The way I’m describing Joe Pera Talks With You might make it sound like a kids’ cartoon that aims to share generic life lessons with its viewers. And a huge part of the show’s appeal is in Joe asking us to take a minute and learn from the smallest, weirdest details we might otherwise ignore. But while the show once aired an animated holiday special, it’s certainly not for children. Joe Pera, the real-life comedian, comes from an alternative comedy scene whose players indulge in experimental jokes, political and cultural commentary with an absurdist bent, and even anti-humor. Pera is the quietest and homiest of those in his circle, but it isn’t shocking or uncommon to hear Pera say the word “fuck” in a stand-up set.

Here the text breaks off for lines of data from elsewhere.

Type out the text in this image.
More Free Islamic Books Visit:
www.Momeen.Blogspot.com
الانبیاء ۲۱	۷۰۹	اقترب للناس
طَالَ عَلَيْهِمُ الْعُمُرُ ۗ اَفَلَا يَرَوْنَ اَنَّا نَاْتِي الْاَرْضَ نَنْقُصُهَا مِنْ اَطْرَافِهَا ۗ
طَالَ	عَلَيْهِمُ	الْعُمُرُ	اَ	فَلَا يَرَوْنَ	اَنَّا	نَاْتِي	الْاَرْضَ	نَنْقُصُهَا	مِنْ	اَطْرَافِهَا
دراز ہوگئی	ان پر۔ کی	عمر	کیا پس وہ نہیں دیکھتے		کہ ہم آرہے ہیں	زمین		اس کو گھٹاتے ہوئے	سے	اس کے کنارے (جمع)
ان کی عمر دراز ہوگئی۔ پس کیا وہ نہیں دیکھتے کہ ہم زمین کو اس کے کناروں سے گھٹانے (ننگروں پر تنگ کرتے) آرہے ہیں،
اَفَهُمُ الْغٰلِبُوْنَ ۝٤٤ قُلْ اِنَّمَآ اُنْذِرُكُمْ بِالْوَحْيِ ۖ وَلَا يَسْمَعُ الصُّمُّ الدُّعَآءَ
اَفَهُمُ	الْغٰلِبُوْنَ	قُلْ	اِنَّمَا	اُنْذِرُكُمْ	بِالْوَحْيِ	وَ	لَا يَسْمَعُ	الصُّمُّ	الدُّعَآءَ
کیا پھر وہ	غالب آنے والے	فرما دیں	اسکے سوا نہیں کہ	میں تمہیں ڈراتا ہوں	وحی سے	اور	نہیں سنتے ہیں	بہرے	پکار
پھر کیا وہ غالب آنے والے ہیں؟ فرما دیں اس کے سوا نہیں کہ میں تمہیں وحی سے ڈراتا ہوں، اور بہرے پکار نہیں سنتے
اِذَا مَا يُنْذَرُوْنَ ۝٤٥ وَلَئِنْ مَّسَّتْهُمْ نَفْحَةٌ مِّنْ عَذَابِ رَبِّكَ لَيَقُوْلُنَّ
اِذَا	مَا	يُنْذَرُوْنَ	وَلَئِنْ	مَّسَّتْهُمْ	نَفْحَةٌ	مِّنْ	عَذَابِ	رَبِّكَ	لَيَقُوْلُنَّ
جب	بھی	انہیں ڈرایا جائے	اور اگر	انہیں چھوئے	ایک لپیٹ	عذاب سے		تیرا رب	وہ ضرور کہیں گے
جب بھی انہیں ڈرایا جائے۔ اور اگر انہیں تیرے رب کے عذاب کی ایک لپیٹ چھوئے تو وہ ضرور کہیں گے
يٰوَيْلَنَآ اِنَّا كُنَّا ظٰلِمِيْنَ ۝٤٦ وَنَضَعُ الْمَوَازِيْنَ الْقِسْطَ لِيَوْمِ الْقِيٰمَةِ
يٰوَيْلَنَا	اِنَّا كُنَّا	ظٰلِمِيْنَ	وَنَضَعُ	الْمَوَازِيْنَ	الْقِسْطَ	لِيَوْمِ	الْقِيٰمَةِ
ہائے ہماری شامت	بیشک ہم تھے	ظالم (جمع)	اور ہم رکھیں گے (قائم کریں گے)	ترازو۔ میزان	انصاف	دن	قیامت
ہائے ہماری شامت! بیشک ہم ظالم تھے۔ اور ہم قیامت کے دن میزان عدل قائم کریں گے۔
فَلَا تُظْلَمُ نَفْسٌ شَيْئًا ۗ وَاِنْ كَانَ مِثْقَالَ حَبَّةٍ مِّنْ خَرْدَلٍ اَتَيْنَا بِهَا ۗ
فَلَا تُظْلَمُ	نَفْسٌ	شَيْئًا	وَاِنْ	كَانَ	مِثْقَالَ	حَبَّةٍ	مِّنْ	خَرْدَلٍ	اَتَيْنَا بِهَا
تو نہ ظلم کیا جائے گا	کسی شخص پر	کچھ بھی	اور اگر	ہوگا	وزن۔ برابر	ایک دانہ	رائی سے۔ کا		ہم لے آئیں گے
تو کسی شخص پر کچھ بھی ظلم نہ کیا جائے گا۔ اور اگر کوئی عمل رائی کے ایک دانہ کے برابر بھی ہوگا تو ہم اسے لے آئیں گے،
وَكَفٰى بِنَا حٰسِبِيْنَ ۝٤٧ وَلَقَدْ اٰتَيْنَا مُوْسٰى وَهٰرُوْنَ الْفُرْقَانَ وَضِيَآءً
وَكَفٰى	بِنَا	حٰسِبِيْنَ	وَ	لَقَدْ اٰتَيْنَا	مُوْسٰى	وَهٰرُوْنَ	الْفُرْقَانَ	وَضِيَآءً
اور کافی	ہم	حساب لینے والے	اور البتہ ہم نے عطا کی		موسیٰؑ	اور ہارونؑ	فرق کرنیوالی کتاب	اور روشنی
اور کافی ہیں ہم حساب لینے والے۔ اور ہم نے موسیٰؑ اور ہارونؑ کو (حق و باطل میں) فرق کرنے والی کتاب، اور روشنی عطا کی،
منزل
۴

Joe Pera, the character, would never say “fuck.” There’s no need for that from him, or from anyone else in this easy-going comedy. Joe sees everyone in his life for the good (if neurotic) people they are, even if they can’t see it for themselves. And to be shown that as the viewer — to be told sweetly, almost musically, that there’s some hidden good in everyone — is touching.

Especially when those good people are children with unplaceable accents who grew up in Antarctica and now live in middle-of-nowhere America and explain their life story to everyone they meet. That’s the pitch-perfect mix of purity and comedy that Joe Pera Talks With You does best.

Joe Pera Talks With You is available to stream on Adult Swim.